Can we discover truths we can live with? Thoughts on using the personal essay to mull
imponderables—
The Art of Mulling
by Steven Harvey
When I wrote, “A
Vow of Poverty,” the second essay in this collection, I ran into an impasse
that became a spiritual crisis, until a memory of my grandmother came to the
rescue. I was looking at the
consolations we offer each other in the face of death. I could not accept traditional religious
conceptions of the afterlife, especially a perfect heavenly existence in an
endless, cloudless, and—to me—joyless eternity. I was not about to exchange my banjo for a harp. So, with heaven more than a sin away, I
needed a back-up plan.
I tried on the
idea that we keep our spirits alive in the minds of others, glowing forever in
their memories. As soon as I jotted the idea down, though, I began to have
second thoughts. Such an afterlife would be strange indeed. Plastered into the brains of my loved ones,
I could not have a new idea or utter an unexpected word. My loved ones would shave off my rough
edges, leaving much of who I am behind, and my enemies—who knows what they
would do to the voodoo doll of me that glared from the dark recesses of their
minds?
So I turned to the
great secular consolation of Wallace Stevens, the poet who in the absence of
heaven created an earthly paradise of words.
“Death is the mother of beauty,” he declared famously in the poem
“Sunday Morning.” The fruits of life—gathered
on the platters of our days—are brought to us by death. Death reddens the rose and sweetens the
peach, clearing out the old and ushering in the fresh, the panting, and the
delicious. It may be true, but, I
wondered as I wrote, is it really a consolation? It means that every moment, as Stevens says in his poem “Waving
Adieu, Adieu, Adieu,” we are waving goodbye, offering a bittersweet salute to
its passing as we enjoy it. So what
happens when the last goodbye arrives?
According to the Archbishop of Hartford, Stevens chucked his secular
views and asked for last rites at his deathbed.
All of my life I
had accepted these two consolations in the face of death. I had not thought hard about them, but
simply accepted them because they had a grain of truth and provided comfort. But now, as I began an essay on the subject,
I found I could not believe either of them.

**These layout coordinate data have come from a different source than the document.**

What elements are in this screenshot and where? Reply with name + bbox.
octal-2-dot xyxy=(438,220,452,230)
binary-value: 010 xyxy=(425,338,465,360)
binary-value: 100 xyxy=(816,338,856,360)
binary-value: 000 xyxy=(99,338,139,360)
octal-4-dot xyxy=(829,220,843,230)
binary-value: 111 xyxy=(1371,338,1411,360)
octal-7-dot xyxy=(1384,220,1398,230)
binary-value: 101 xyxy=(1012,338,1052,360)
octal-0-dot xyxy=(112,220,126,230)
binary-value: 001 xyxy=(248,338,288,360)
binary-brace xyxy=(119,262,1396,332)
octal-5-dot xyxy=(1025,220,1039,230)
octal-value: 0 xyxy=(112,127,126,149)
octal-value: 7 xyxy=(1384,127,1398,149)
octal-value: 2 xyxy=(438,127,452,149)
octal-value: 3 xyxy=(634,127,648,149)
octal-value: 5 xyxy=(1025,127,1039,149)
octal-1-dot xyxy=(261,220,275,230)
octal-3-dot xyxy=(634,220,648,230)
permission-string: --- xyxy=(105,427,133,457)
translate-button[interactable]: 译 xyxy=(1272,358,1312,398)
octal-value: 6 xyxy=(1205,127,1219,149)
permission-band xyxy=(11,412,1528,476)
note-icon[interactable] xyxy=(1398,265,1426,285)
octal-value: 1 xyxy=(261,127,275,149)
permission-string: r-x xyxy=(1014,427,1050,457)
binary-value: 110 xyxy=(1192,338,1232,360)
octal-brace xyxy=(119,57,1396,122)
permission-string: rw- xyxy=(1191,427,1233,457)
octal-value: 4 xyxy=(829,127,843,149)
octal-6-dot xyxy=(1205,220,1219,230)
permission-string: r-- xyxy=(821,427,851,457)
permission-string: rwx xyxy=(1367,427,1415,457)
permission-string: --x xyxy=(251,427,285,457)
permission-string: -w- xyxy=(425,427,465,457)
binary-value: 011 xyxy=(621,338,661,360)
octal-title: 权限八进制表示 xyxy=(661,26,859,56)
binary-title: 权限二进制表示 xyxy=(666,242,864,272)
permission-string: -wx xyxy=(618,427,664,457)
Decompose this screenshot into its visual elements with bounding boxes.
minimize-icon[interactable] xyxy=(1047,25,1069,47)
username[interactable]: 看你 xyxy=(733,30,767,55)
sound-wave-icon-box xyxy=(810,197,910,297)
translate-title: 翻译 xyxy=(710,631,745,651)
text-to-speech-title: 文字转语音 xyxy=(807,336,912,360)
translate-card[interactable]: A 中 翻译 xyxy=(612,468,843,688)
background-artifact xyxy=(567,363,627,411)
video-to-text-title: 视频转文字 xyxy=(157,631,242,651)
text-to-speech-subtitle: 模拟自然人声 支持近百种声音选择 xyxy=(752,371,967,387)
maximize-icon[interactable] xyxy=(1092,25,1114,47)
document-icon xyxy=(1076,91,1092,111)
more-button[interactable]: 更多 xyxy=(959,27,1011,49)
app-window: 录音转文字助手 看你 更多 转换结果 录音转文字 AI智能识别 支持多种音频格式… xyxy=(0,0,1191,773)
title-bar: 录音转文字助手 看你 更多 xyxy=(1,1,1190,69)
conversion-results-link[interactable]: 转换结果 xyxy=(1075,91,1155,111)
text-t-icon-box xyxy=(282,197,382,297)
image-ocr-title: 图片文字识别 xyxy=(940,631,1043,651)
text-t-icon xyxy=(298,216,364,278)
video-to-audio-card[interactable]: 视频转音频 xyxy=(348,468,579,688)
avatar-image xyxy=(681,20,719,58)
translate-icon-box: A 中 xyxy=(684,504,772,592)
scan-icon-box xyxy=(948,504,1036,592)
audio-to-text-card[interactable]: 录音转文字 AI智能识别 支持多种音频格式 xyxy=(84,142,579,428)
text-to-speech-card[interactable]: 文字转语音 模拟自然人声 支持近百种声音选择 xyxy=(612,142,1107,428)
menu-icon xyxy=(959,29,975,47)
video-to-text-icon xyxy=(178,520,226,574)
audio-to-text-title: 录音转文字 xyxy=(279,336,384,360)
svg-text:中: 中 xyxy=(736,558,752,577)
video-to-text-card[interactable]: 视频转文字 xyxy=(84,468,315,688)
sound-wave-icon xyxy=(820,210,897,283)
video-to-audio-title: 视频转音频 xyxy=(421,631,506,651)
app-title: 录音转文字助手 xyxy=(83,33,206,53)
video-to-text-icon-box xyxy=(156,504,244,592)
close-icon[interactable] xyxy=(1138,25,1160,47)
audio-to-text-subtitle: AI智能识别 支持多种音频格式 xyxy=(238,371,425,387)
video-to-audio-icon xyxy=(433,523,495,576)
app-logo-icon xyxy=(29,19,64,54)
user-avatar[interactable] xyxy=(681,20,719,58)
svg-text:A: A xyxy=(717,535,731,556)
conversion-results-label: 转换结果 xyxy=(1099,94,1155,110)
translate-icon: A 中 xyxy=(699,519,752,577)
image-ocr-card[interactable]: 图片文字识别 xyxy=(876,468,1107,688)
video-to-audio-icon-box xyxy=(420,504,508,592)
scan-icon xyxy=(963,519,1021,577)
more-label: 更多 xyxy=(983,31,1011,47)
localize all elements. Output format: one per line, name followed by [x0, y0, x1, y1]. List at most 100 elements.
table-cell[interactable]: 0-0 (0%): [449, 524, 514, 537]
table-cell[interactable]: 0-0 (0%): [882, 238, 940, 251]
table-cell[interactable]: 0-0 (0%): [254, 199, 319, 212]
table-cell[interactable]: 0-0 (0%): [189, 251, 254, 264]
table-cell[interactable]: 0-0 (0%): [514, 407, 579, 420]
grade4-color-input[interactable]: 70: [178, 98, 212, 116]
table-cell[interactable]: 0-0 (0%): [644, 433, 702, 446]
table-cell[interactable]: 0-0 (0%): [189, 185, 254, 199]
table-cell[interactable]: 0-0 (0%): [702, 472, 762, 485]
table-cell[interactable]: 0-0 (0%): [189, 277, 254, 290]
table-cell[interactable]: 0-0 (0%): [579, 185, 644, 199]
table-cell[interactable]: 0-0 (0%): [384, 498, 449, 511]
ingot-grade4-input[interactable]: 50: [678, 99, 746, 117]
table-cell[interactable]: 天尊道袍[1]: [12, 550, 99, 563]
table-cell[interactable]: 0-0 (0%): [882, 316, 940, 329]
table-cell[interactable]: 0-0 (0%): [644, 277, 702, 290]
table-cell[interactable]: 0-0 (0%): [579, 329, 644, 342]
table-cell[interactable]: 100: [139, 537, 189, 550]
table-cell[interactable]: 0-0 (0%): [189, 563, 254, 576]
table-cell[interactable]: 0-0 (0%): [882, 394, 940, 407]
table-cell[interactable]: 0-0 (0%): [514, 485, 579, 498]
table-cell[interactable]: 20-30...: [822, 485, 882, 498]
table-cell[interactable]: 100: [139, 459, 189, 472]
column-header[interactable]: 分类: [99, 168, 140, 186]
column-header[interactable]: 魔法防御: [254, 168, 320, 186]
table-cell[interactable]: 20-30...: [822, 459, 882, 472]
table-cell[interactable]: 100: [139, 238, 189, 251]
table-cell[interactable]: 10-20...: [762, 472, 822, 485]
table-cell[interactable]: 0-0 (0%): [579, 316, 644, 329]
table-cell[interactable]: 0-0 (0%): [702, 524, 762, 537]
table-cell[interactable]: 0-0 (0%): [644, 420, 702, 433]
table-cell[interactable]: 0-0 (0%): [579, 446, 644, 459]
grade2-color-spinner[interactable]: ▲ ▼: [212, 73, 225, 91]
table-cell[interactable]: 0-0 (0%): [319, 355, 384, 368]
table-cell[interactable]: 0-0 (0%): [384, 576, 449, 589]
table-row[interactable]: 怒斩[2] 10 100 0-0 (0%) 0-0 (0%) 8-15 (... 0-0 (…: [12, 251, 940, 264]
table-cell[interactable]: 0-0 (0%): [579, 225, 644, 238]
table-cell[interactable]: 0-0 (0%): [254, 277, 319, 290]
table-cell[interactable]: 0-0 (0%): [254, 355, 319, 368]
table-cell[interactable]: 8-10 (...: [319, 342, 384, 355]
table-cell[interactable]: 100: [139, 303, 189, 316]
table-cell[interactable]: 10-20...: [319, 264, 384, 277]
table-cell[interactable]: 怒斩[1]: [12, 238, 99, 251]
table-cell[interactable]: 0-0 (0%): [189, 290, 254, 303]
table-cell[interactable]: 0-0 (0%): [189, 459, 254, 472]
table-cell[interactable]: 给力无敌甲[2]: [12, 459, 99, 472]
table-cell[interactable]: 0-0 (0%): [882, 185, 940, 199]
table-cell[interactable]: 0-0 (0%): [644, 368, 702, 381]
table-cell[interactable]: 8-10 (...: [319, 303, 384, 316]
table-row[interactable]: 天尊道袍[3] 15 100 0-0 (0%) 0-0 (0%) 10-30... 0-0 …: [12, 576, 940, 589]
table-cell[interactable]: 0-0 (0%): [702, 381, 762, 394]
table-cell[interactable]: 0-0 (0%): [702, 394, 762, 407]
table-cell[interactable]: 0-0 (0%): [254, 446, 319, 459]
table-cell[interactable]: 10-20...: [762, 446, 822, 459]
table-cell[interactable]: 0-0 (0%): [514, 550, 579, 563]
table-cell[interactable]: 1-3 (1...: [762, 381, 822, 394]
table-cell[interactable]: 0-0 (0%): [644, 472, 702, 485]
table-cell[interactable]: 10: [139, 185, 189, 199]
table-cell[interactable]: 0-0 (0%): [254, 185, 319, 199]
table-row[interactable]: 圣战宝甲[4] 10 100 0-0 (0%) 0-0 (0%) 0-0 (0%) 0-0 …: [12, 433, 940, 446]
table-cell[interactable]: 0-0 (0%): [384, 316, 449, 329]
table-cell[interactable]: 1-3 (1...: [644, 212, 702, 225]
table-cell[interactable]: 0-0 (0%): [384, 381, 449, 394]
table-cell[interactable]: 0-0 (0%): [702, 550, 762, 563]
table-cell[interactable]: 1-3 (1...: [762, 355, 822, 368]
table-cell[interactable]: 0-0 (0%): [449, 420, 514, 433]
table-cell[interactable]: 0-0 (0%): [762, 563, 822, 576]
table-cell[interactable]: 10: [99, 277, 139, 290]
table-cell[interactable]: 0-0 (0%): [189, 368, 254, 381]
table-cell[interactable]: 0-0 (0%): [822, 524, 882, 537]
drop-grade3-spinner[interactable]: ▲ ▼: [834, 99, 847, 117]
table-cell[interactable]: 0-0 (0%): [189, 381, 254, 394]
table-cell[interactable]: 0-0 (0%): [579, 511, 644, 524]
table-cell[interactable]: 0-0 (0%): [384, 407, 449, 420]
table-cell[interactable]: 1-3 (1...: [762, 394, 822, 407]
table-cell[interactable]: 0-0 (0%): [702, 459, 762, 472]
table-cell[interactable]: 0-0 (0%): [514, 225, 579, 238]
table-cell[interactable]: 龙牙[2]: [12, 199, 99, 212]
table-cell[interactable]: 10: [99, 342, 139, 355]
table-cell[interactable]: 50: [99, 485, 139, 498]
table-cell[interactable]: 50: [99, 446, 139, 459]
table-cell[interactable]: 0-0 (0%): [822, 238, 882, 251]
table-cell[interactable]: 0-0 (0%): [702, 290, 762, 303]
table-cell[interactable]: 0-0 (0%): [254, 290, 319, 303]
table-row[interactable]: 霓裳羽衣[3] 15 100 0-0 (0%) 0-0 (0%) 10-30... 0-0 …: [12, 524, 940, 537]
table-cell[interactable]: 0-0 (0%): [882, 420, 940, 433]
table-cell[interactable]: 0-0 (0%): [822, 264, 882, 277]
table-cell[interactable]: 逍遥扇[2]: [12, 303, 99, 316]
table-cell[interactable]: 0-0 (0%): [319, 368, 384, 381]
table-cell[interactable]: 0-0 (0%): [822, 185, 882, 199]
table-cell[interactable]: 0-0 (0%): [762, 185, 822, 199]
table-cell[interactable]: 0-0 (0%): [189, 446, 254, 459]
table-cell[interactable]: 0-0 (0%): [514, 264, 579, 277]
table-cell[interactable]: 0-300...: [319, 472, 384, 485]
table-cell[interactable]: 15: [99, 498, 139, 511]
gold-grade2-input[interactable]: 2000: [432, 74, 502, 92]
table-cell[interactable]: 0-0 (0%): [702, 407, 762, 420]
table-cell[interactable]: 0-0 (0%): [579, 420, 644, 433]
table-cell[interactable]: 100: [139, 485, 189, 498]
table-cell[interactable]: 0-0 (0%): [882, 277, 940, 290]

I create outlines for my essays by clustering, putting ideas down and
circling them, with lines showing how any new thought fits in with the others. The finished product looks like a handful of
balloons released on a happy day, each bearing some thought aloft, but on this
morning, when I discovered I had no idea about how to face death, the last
balloon, tethered firmly in my mental fist, sat empty. I had reached an impasse.
That is when my grandmother chimed in with her irritating habit of responding to every choice with the phrase, “That’ll be fine.”
“Grandma, do you want to go to the bank first or the grocery store?”
“That’ll be fine.”
“Do you want to visit Keith and Elizabeth or go to town.”
“That’ll be fine.”
“Do you want arsenic for lunch or strychnine.”
“That’ll be fine.”
I recall that I had given up on the outline completely and was shaving at the mirror when the phrase struck—and I knew it was my answer. With shaving soap on my face, I marched to my study and wrote down the phrase “that’ll be fine,” filling in the last balloon.
The personal essay is, for me, a way to think out loud about life’s imponderables. Writers of fiction, poetry, and memoir do this too, but not so directly. They are busy creating experiences—making the page come alive in stunning language or engaging narratives. “No ideas but in things,” is, generally, their motto. “Present, do not explain.” But in the personal essay we have room—an indulgence, some would say—to explain a thought. My grandmother’s phrase “that’ll be fine” was, I realized in the course of writing the essay, her way of not waving goodbye. I can take or leave this beauty—this particular fruit of death—she was saying, in the same way that you and I might cover our wine glasses and tell the steward, “no, I’m fine.” In my essay I felt free to play with the idea—flip it over in my mind—in a way that fiction writers and poets generally don’t. The word “fine” means “the end”—it shares the same root as ‘finite’ and ‘final’—but it also means “okay.” I’ve had my share. I’m fine. The fact that some of us can reach that level of maturity, can accept our finite natures and be fine about it offers hope and is a true consolation.
The personal essay not only allows us to mull over our ideas in public, it also provides ample room for the writer to supply the conditions of the discovery. Unlike the philosopher, the personal essayist generously renders the thoughts, feelings, and events that gave rise to the questions in the first place. That context—the shaving soap on my face—lends authority to the writer’s words by revealing the way the idea came about. In this situation, the essayist says, this truth appears to me to hold. It may not hold for all time, but under these conditions it honestly did for me. Essayists do not ask readers to assent to their ideas. They don’t have to. They only need to create with honesty and a little grace the conditions under which the truth momentarily fluttered into view, and the case is made. In the end, that is all we get of the truth. I hope it is enough. My grandmother would say, “that’ll be fine,” and she would, of course, be right.